Mudando de pato para ganso, ou melhor, de Jair Bolsonaro para Dias Toffoli (repare que ambos têm em comum a total inadequação para o cargo que exercem), o togado disse em recente entrevista ao Estado que a Lava-Jato destruiu empresas, que o MP é pouco transparente e que isso jamais aconteceria nos Estados Unidos.

Não se trata de uma ideia nova ou original, mas de uma ladainha que vem sido cantada em prosa e verso por proprietários e executivos de diversas companhias privadas, envolvidas ou não em processos abertos a partir das investigações empreendidas pela Lava-Jato, e por um sem-número de parlamentares de esquerda temerosos de amanhecer com uma equipe de agentes federais na sua porta — como é caso de Gleisi Hoffmann, atual presidente nacional do PT, e seu ídolo e mentor corrupto e lavador de dinheiro, que não se casa de repeti-la sem parar.

O notório saber jurídico exigido pela Constituição de um ministro do Supremo passa longe do currículo de Toffoli, que só recebeu a toga graças aos "bons serviços" prestados os Sindicato dos Metalúrgicos do ABC, ao PT, às campanhas de Lula e ao guerrilheiro de araque José Dirceu, de quem foi assessor na Casa Civil durante a primeira gestão petista.

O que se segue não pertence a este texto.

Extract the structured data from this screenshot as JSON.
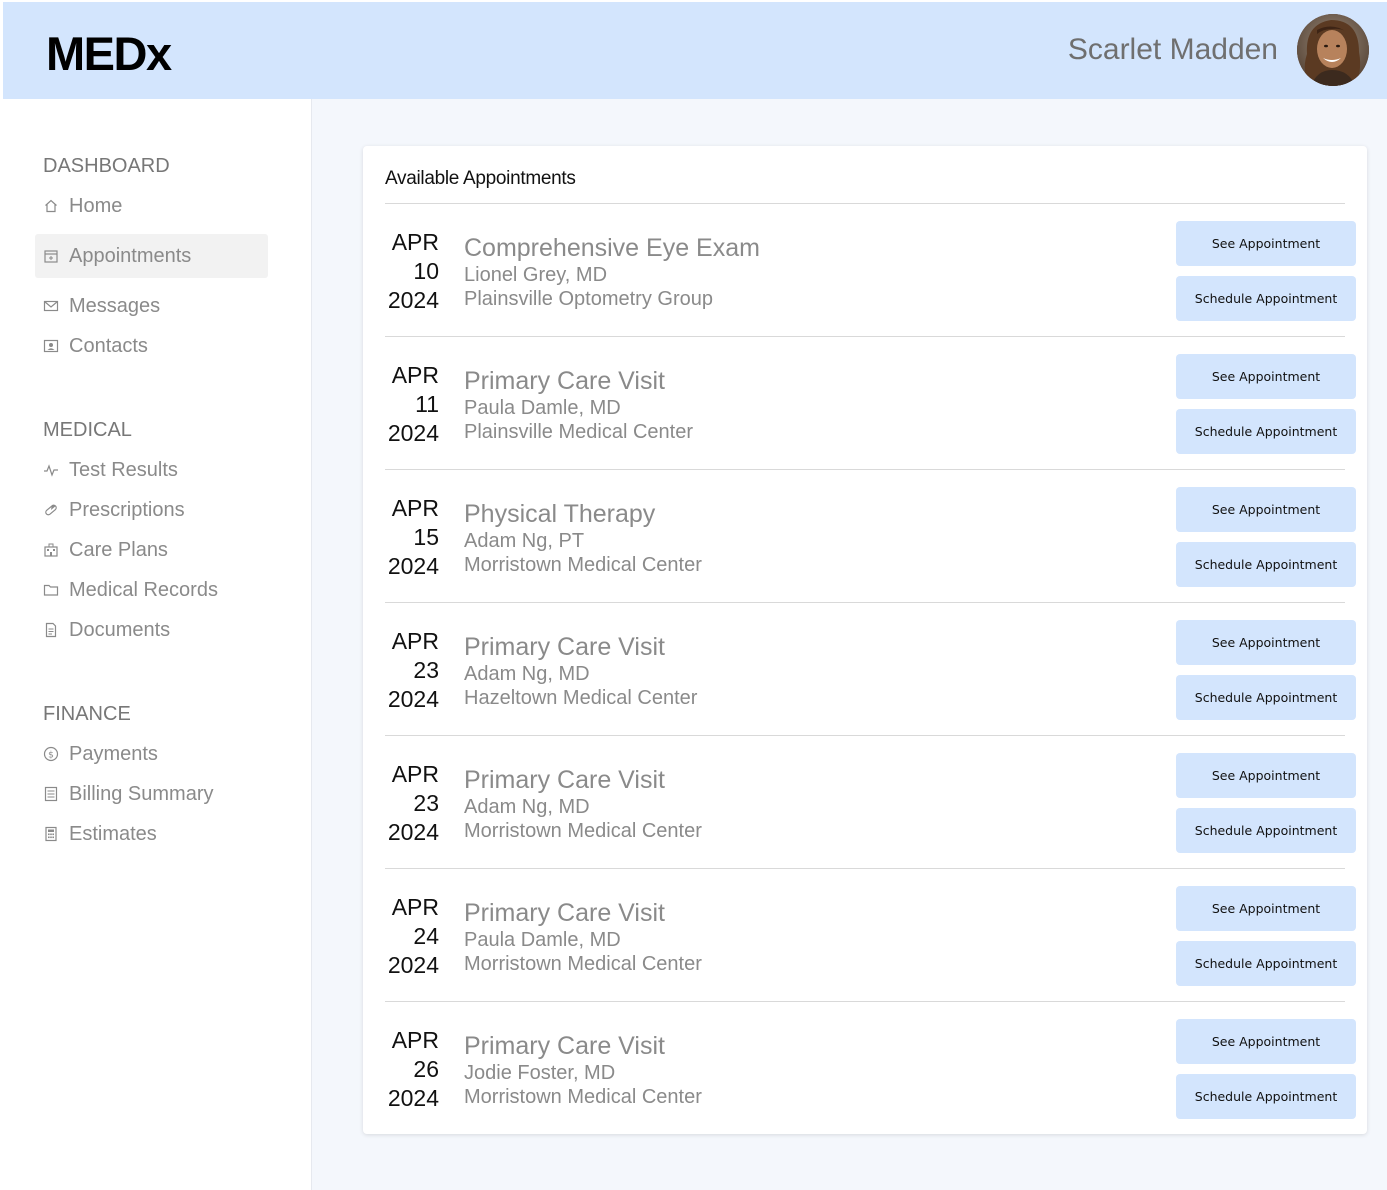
{
  "header": {
    "logo": "MEDx",
    "user_name": "Scarlet Madden",
    "avatar_icon": "user-avatar-photo",
    "background_color": "#d3e5fd"
  },
  "sidebar": {
    "sections": [
      {
        "title": "DASHBOARD",
        "items": [
          {
            "label": "Home",
            "icon": "home-icon",
            "active": false
          },
          {
            "label": "Appointments",
            "icon": "calendar-icon",
            "active": true
          },
          {
            "label": "Messages",
            "icon": "envelope-icon",
            "active": false
          },
          {
            "label": "Contacts",
            "icon": "contact-card-icon",
            "active": false
          }
        ]
      },
      {
        "title": "MEDICAL",
        "items": [
          {
            "label": "Test Results",
            "icon": "pulse-icon",
            "active": false
          },
          {
            "label": "Prescriptions",
            "icon": "pill-icon",
            "active": false
          },
          {
            "label": "Care Plans",
            "icon": "hospital-icon",
            "active": false
          },
          {
            "label": "Medical Records",
            "icon": "folder-icon",
            "active": false
          },
          {
            "label": "Documents",
            "icon": "document-icon",
            "active": false
          }
        ]
      },
      {
        "title": "FINANCE",
        "items": [
          {
            "label": "Payments",
            "icon": "dollar-coin-icon",
            "active": false
          },
          {
            "label": "Billing Summary",
            "icon": "receipt-icon",
            "active": false
          },
          {
            "label": "Estimates",
            "icon": "calculator-icon",
            "active": false
          }
        ]
      }
    ]
  },
  "main": {
    "card_title": "Available Appointments",
    "see_label": "See Appointment",
    "schedule_label": "Schedule Appointment",
    "appointments": [
      {
        "month": "APR",
        "day": "10",
        "year": "2024",
        "title": "Comprehensive Eye Exam",
        "doctor": "Lionel Grey, MD",
        "location": "Plainsville Optometry Group"
      },
      {
        "month": "APR",
        "day": "11",
        "year": "2024",
        "title": "Primary Care Visit",
        "doctor": "Paula Damle, MD",
        "location": "Plainsville Medical Center"
      },
      {
        "month": "APR",
        "day": "15",
        "year": "2024",
        "title": "Physical Therapy",
        "doctor": "Adam Ng, PT",
        "location": "Morristown Medical Center"
      },
      {
        "month": "APR",
        "day": "23",
        "year": "2024",
        "title": "Primary Care Visit",
        "doctor": "Adam Ng, MD",
        "location": "Hazeltown Medical Center"
      },
      {
        "month": "APR",
        "day": "23",
        "year": "2024",
        "title": "Primary Care Visit",
        "doctor": "Adam Ng, MD",
        "location": "Morristown Medical Center"
      },
      {
        "month": "APR",
        "day": "24",
        "year": "2024",
        "title": "Primary Care Visit",
        "doctor": "Paula Damle, MD",
        "location": "Morristown Medical Center"
      },
      {
        "month": "APR",
        "day": "26",
        "year": "2024",
        "title": "Primary Care Visit",
        "doctor": "Jodie Foster, MD",
        "location": "Morristown Medical Center"
      }
    ]
  }
}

A exemplo de Ricardo Lewandowski, que também recebeu a sua das mãos de Lula por sugestão da então primeira dama e indicação da família Demarchi, influente em SBC, o atual presidente da Corte vestiu a toga, mas não despiu a farda de militante petista. E suas recentes decisões e artimanhas urdidas nos bastidores não deixam dúvida quanto a imorredoura gratidão desse ministro àqueles que o conduziram ao cargo mais ambicionado no âmbito da magistratura.

Não é do conhecimento dos seres humanos não submetidos à lavagem de creolina no cérebro que a nossa Carta Magna tenha adotado o desvario de exigir do MPF o dever cívico de salvar da derrocada financeira chefões e quadrilhas do crime organizado, das altas direções de partidos e empresas. Portanto, não é cabível que o ocupante ocasional do mais alto posto do poder judicante invista o total capital de credibilidade da instituição que preside no uso de álcool gel nas mãos sujas dos gestores de empresas que usaram dinheiro público para enriquecimento pessoal. Ou dos agentes públicos que disso se aproveitaram, mesmo que fosse apenas para aumentar o poderio financeiro das organizações partidárias em que militam e que dirigem. Seja qual for a causa, esse disparate infame desqualifica o ocupante do poderoso cargo e exige prontas providências para que não contamine os outros dez membros e a instituição como um todo.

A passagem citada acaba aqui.